Conformément à l’article 60 de la Convention Nationale des Sociétés d’Assistance, ces différentes majorations ne peuvent se cumuler, mais le taux le plus élevé doit être appliqué en cas de travail sur une vacation dont 2 natures de majoration pourraient trouver application.

  •  Participation à des missions de rapatriements sanitaires et à des opérations de médicalisation


En complément de l’activité de régulation médicale pour les médecins et celle de la gestion logistique du matériel médical pour les infirmiers, ces collaborateurs sont amenés, sur la base du volontariat, à participer à des missions de rapatriement sanitaire et/ou des opérations de médicalisation, prioritairement à tout missionnement de prestataires extérieurs.

  •  Définitions

  • Evasan
L’Evasan est une évacuation sanitaire pour laquelle un avion, un hélicoptère ou tout moyen de transport adapté est spécialement affrété à cet effet.

  • Evaligne
L’Evaligne comprend tous les autres types d’évacuation sanitaire et notamment les évacuations par avion de ligne commerciale, les transferts en ambulance, en train, ou en bateau etc.

  • Opérations de médicalisation
Les opérations de médicalisation sont des mises à disposition de personnel médical avec matériel sur un site donné à la demande d’un client (médicalisation de convention, de séminaire, de challenge, etc.)

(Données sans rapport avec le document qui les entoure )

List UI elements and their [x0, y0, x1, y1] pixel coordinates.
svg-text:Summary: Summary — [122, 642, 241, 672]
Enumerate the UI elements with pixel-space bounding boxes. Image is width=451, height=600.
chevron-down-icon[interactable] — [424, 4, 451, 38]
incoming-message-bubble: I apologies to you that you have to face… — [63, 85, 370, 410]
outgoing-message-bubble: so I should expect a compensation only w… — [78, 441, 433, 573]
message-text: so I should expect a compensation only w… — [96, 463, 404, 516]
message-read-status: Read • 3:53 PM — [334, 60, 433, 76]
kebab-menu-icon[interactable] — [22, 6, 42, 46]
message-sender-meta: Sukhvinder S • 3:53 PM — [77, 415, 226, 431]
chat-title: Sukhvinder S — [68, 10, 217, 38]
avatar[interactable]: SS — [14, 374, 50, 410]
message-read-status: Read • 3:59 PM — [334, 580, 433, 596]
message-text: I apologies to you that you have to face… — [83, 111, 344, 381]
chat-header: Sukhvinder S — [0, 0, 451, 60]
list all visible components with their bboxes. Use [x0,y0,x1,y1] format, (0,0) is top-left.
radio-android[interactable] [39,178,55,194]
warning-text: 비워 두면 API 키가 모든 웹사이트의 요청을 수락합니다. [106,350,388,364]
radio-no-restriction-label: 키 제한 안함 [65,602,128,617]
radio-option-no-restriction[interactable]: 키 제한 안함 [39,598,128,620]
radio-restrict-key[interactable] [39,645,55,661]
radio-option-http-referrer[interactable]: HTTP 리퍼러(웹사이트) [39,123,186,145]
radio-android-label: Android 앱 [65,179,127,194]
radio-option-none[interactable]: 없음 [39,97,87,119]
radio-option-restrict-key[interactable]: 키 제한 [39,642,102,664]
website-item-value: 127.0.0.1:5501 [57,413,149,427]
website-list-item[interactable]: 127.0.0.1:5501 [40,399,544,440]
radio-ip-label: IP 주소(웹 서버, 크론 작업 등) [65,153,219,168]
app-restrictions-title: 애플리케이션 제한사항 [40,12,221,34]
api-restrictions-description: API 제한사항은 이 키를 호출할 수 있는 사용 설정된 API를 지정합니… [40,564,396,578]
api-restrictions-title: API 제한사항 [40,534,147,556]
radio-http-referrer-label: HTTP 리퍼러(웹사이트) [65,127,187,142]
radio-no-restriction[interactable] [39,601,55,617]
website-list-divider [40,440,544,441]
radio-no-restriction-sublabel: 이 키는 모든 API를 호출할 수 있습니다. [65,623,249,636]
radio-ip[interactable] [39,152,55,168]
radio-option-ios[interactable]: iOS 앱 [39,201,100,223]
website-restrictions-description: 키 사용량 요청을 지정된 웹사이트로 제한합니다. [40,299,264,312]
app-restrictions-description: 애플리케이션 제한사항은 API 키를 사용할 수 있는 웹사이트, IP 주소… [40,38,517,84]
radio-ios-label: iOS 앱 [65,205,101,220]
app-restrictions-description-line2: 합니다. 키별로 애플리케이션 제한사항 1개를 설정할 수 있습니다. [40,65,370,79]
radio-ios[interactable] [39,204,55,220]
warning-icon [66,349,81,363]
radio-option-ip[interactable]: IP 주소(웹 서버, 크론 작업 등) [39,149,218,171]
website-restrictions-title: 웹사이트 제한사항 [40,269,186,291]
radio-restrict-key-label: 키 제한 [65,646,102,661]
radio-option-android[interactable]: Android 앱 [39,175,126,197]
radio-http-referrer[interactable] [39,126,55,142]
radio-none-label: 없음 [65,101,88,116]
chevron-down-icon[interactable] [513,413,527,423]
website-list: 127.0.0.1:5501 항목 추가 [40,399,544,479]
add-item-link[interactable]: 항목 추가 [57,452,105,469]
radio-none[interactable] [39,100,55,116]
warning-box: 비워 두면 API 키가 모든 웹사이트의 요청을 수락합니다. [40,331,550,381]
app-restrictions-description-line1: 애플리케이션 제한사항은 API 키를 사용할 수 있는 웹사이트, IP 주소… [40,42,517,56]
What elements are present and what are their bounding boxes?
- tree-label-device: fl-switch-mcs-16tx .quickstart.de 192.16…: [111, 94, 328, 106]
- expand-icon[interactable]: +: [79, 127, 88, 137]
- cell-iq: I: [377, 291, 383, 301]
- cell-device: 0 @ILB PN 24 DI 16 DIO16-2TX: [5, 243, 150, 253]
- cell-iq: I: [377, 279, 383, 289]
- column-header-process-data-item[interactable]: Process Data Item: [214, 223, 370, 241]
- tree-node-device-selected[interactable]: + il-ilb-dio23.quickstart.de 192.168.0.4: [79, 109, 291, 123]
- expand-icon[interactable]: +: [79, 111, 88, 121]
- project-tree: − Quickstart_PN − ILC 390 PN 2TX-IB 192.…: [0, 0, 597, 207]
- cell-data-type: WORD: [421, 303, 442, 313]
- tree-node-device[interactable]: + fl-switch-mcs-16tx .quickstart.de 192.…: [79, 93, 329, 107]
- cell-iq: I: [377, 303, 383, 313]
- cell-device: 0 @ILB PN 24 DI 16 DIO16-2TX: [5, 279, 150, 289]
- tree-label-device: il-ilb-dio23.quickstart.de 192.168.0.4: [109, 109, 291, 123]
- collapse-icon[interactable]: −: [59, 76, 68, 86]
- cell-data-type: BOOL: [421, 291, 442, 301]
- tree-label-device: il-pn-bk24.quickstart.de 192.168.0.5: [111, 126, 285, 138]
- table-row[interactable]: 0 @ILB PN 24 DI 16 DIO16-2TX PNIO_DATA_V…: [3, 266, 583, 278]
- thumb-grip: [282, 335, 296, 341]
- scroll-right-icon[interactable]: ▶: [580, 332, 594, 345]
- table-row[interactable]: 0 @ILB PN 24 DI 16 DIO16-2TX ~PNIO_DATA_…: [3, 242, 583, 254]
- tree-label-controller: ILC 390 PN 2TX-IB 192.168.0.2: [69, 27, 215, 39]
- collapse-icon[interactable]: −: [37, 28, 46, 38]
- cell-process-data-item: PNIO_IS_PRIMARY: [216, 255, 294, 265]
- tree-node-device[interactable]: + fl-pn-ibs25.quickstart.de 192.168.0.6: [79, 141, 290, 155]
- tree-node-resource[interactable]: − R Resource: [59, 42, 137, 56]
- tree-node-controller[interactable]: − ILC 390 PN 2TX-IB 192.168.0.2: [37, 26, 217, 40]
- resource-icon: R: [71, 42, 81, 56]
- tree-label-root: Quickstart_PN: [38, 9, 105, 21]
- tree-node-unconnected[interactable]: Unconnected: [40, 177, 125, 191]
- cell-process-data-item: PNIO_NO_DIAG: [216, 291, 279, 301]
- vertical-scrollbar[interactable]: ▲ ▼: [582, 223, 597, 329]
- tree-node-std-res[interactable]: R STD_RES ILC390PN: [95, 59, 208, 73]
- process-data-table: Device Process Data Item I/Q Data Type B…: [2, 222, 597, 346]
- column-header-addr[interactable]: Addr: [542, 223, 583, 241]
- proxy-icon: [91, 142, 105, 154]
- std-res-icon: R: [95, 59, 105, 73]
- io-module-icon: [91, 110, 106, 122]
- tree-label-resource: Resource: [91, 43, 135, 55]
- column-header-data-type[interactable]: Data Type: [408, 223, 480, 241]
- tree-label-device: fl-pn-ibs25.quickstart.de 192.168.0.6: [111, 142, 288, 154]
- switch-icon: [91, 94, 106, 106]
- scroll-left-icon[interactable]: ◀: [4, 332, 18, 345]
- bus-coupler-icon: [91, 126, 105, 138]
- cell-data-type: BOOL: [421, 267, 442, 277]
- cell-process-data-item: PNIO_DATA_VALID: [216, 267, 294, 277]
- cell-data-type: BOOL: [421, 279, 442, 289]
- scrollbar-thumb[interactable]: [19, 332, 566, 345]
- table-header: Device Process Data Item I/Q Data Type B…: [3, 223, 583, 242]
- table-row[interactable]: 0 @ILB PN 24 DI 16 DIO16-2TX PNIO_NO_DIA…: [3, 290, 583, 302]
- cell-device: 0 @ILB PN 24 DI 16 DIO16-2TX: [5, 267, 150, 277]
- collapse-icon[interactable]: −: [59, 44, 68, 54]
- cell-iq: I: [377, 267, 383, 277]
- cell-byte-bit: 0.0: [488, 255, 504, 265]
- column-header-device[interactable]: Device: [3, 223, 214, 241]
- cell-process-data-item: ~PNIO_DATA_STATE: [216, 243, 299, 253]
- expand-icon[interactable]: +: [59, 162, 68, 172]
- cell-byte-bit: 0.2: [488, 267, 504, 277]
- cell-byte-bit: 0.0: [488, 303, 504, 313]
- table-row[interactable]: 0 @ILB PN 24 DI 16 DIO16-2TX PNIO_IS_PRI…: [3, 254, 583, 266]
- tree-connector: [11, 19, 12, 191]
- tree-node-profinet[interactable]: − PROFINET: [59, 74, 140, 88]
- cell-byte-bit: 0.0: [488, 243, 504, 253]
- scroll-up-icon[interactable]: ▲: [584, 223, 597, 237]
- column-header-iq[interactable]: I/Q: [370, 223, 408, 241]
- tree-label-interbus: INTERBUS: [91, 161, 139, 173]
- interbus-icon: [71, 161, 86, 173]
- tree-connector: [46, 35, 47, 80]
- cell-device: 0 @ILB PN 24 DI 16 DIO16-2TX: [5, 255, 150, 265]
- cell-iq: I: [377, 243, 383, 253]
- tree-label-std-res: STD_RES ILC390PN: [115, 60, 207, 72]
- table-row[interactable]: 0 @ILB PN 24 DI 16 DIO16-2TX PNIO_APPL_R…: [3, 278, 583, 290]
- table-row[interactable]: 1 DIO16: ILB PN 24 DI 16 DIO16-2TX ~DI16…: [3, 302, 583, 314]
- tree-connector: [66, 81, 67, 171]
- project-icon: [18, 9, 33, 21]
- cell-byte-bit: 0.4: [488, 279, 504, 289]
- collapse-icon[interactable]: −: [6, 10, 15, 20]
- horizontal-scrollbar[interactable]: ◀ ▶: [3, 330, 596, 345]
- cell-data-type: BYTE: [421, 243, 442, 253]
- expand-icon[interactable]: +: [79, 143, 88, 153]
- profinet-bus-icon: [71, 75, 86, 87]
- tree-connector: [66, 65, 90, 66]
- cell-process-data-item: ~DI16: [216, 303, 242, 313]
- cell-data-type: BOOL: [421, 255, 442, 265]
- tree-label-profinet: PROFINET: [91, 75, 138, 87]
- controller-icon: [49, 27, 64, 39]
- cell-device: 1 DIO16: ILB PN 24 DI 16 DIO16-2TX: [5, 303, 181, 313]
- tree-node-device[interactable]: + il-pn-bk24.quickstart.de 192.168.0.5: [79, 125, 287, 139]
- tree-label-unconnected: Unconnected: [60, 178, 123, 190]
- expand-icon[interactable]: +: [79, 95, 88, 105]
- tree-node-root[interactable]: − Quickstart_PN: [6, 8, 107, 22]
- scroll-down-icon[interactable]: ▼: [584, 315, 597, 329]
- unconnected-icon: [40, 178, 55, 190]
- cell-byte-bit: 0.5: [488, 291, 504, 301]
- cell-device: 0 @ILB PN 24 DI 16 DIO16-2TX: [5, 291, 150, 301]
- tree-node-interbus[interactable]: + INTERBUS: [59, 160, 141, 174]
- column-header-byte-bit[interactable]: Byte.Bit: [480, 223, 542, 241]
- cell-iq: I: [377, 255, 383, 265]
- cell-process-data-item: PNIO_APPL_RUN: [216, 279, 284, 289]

  • Décompte du temps de travail dans le cadre d’une mission


La mission effectuée par les médecins et infirmiers se décompose par convention :

  • En temps de travail effectif qui représente 40% de la durée totale de la mission, étant entendu que ce temps inclut :
  • La prise en charge du patient ;
  • Le temps de transmission (avant & après) ;
  • Le dépôt du matériel.
  • En temps d’attente et de disponibilité (non considéré comme du travail effectif) représentant les 60% restants.

En cas d’inadéquation significative de cette convention de forfait, il appartient au médecin, ou à l’infirmier, d’en informer à son retour sa hiérarchie et de lui donner l’estimation qui lui paraît conforme à la mission conduite en justifiant autant que de possible son appréciation.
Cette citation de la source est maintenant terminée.